My, how times have changed! Democrats and Republicans are talking about the student loan debt crisis.

Mark my words: this will be a focal point for the upcoming 2016 Presidential election.

3 comments:

Anonymous said...

While it may be a political focal point in the election, I think the question is, will the future president actually act on his or her campaign promises? I am growing pretty sick and tired of politicians pretending to empathize and then forgetting about it a day later. When you live with this day in and day out - when it affects your very ability to have a family an you've been turned down for a house because of your student loans, you don't forget so easily. It's time.

Anonymous said...

Your experience is very interesting. Does DC really not know how big this issue is when they are watching the erosion of repayment of loans in real time? The NY Fed Reserve did a study recently on student loans, the burden on the rest of the economy from them, and repayment rates on loans (or lack thereof). Hint: the loans are unaffordable and are not being repaid. DC can ignore this, but they cannot make it go away. They can deny us legal equality and bankruptcy protection, but that does not get them repaid.

I think a revolt is in order. The Corinthian 100 should become the federal and private borrower 40 million.

Anonymous said...

The vast majority of that debt is $25-35k at 4% interest. That's only $1k a year in interest, or about $83 a month.

If that isn't affordable, then the debt doesn't even matter because it means the broad economy has completely collapsed. That is why this isn't a real issue.

If someone can't afford a $250 a month student loan payment, they're NOT going to be buying cars or homes or in any way stimulating the economy at all.

They have no idea how to fix the broad economy, or rather, no desire to.

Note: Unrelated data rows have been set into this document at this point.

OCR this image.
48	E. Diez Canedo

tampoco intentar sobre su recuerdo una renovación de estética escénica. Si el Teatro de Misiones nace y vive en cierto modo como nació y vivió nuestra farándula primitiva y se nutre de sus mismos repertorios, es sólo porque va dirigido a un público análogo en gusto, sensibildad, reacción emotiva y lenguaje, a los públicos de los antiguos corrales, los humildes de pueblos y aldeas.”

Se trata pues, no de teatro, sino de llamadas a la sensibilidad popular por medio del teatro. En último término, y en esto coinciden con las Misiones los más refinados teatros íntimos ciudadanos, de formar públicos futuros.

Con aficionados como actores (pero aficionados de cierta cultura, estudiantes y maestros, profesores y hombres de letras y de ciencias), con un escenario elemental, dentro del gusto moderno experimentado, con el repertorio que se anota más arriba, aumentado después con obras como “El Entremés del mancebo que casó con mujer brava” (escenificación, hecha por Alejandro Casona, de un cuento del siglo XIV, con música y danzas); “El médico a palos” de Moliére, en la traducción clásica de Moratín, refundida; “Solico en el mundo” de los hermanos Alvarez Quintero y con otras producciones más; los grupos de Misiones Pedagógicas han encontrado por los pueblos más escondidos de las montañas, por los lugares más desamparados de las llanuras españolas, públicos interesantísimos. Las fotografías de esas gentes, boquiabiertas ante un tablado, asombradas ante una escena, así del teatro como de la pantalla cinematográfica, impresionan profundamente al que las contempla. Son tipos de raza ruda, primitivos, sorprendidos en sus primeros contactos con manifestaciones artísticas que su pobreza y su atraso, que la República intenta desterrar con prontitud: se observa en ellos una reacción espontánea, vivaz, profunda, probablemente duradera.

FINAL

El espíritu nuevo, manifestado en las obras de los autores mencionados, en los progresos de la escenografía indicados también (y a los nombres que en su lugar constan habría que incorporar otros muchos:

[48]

It would mean reducing some corporate profits and sharing some of the wealth, which they'll scream is socialist or communist. So forget it.

That debt is just funny money, it doesn't even matter. They're probably expecting a full collapse where everything gets wiped out, so they won't bother handling it now. Probably half the country will just declare bankruptcy and then just ride that out, like during the Great Depression.